While being a curator, publisher and right-wing budget
slashing economist is not impossible. And to be honest, many teachers have
migrated to doing this with websites, photocopied pages from various books
(which is now legal in Canada) and a mixture of other resources. This is a safe
place to hide from the much larger, and I would argue more important, task of
teaching. Just because it’s there doesn’t mean you have to do it. Take our
Doctor in the above scenario. Just because she can make the drug to save the
patient, doesn’t mean she does. Her time is used in a much more efficient
manner by administering and prescribing the medication. She is doing what she
has been trained to do.
Teachers are not trained to make educational resources.
There is not one course in an Education program on making high quality,
pedagogically appropriate resources. You are trained on how people learn, how
to create engaging lessons from existing material and how to assessment student
achievement against a given curriculum. There are skills that develop from a
base of knowledge that over a career create master teachers.

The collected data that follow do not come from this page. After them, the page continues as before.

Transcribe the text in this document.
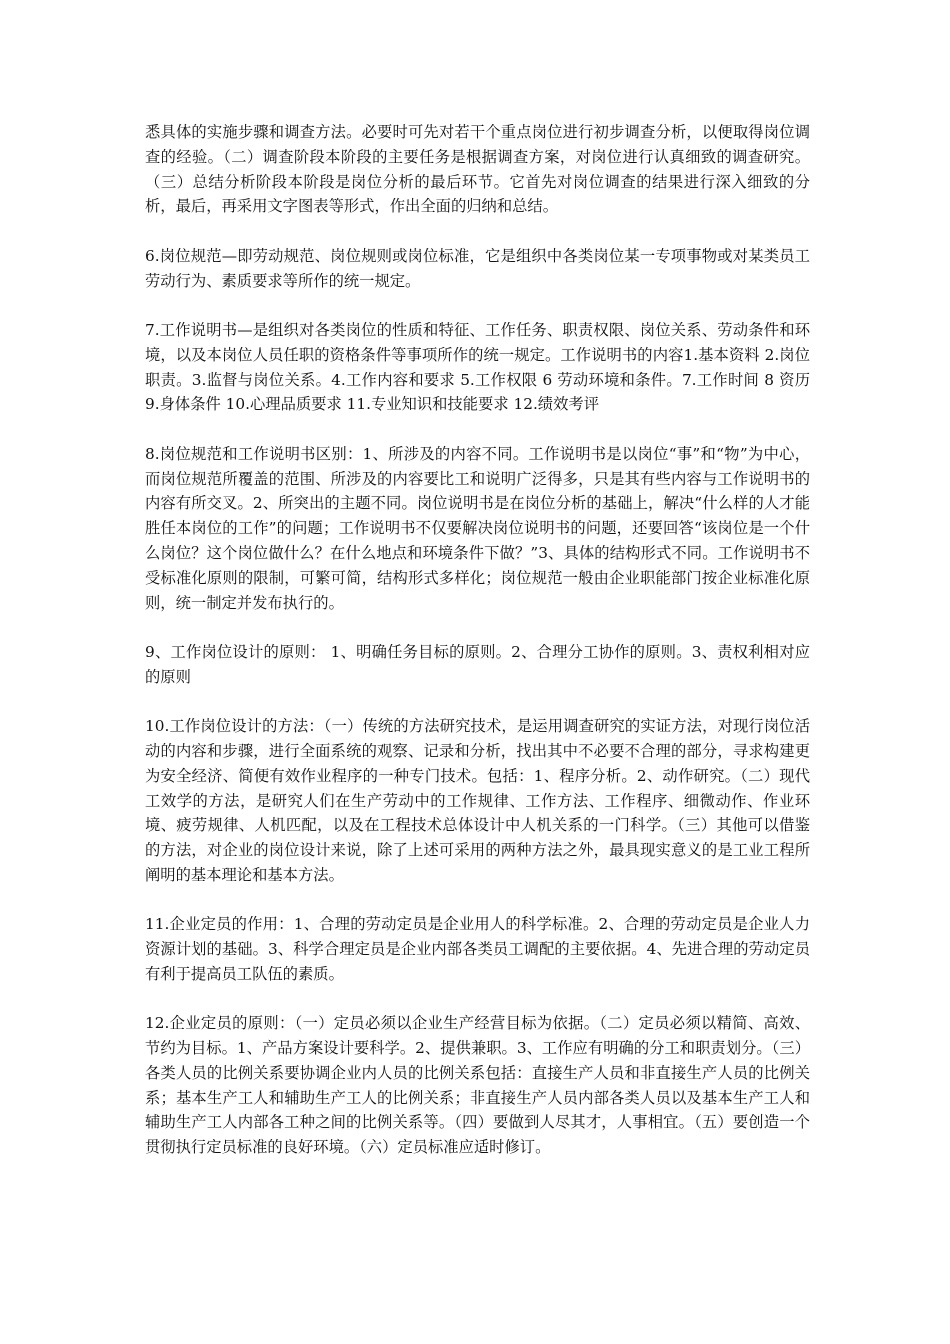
悉具体的实施步骤和调查方法。必要时可先对若干个重点岗位进行初步调查分析，以便取得岗位调查的经验。（二）调查阶段本阶段的主要任务是根据调查方案，对岗位进行认真细致的调查研究。（三）总结分析阶段本阶段是岗位分析的最后环节。它首先对岗位调查的结果进行深入细致的分析，最后，再采用文字图表等形式，作出全面的归纳和总结。

6.岗位规范—即劳动规范、岗位规则或岗位标准，它是组织中各类岗位某一专项事物或对某类员工劳动行为、素质要求等所作的统一规定。

7.工作说明书—是组织对各类岗位的性质和特征、工作任务、职责权限、岗位关系、劳动条件和环境，以及本岗位人员任职的资格条件等事项所作的统一规定。工作说明书的内容1.基本资料 2.岗位职责。3.监督与岗位关系。4.工作内容和要求 5.工作权限 6 劳动环境和条件。7.工作时间 8 资历 9.身体条件 10.心理品质要求 11.专业知识和技能要求 12.绩效考评

8.岗位规范和工作说明书区别：1、所涉及的内容不同。工作说明书是以岗位“事”和“物”为中心，而岗位规范所覆盖的范围、所涉及的内容要比工和说明广泛得多，只是其有些内容与工作说明书的内容有所交叉。2、所突出的主题不同。岗位说明书是在岗位分析的基础上，解决“什么样的人才能胜任本岗位的工作”的问题；工作说明书不仅要解决岗位说明书的问题，还要回答“该岗位是一个什么岗位？这个岗位做什么？在什么地点和环境条件下做？”3、具体的结构形式不同。工作说明书不受标准化原则的限制，可繁可简，结构形式多样化；岗位规范一般由企业职能部门按企业标准化原则，统一制定并发布执行的。

9、工作岗位设计的原则： 1、明确任务目标的原则。2、合理分工协作的原则。3、责权利相对应的原则

10.工作岗位设计的方法：（一）传统的方法研究技术，是运用调查研究的实证方法，对现行岗位活动的内容和步骤，进行全面系统的观察、记录和分析，找出其中不必要不合理的部分，寻求构建更为安全经济、简便有效作业程序的一种专门技术。包括：1、程序分析。2、动作研究。（二）现代工效学的方法，是研究人们在生产劳动中的工作规律、工作方法、工作程序、细微动作、作业环境、疲劳规律、人机匹配，以及在工程技术总体设计中人机关系的一门科学。（三）其他可以借鉴的方法，对企业的岗位设计来说，除了上述可采用的两种方法之外，最具现实意义的是工业工程所阐明的基本理论和基本方法。

11.企业定员的作用：1、合理的劳动定员是企业用人的科学标准。2、合理的劳动定员是企业人力资源计划的基础。3、科学合理定员是企业内部各类员工调配的主要依据。4、先进合理的劳动定员有利于提高员工队伍的素质。

12.企业定员的原则：（一）定员必须以企业生产经营目标为依据。（二）定员必须以精简、高效、节约为目标。1、产品方案设计要科学。2、提供兼职。3、工作应有明确的分工和职责划分。（三）各类人员的比例关系要协调企业内人员的比例关系包括：直接生产人员和非直接生产人员的比例关系；基本生产工人和辅助生产工人的比例关系；非直接生产人员内部各类人员以及基本生产工人和辅助生产工人内部各工种之间的比例关系等。（四）要做到人尽其才，人事相宜。（五）要创造一个贯彻执行定员标准的良好环境。（六）定员标准应适时修订。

Now, because everyone can make a webpage and access just
about anything on the InterWeb, it’s assumed teachers can just put together
their own resources. The Doctor isn’t expected to make the medication, why
should teachers be expected to create their own resources. That’s why we have
textbooks. That’s why the information in these books is aligned to the
curriculum to support the teacher and provide a range of learning opportunities
for students.
I know some of you are right now thinking that I’m a publisher
and have a vested interest in selling books. That is true, but right now I
think a far more important issue is getting our focus back on what should take
the teacher’s time. Staying up late to copy, combine and create resources that
already exist makes no sense to the long term survival of our teachers. Just as
asking doctors to make their own medicine makes no sense for them to do their
job. While it may be fun to cruise the InterWeb looking for cool ideas,
teachers are tired and succumbing to stress leave in alarming numbers. We need
to free up time for them. Let’s focus on teaching and learning, not searching
and compiling. Let’s give them the tools they need to get the job done in the
class during class time and not continually add more to their workload under
the disguise of individualized learning or differentiated instruction.
After all, the patient recovers because the doctor does what
she’s trained to do, not do something that is already done.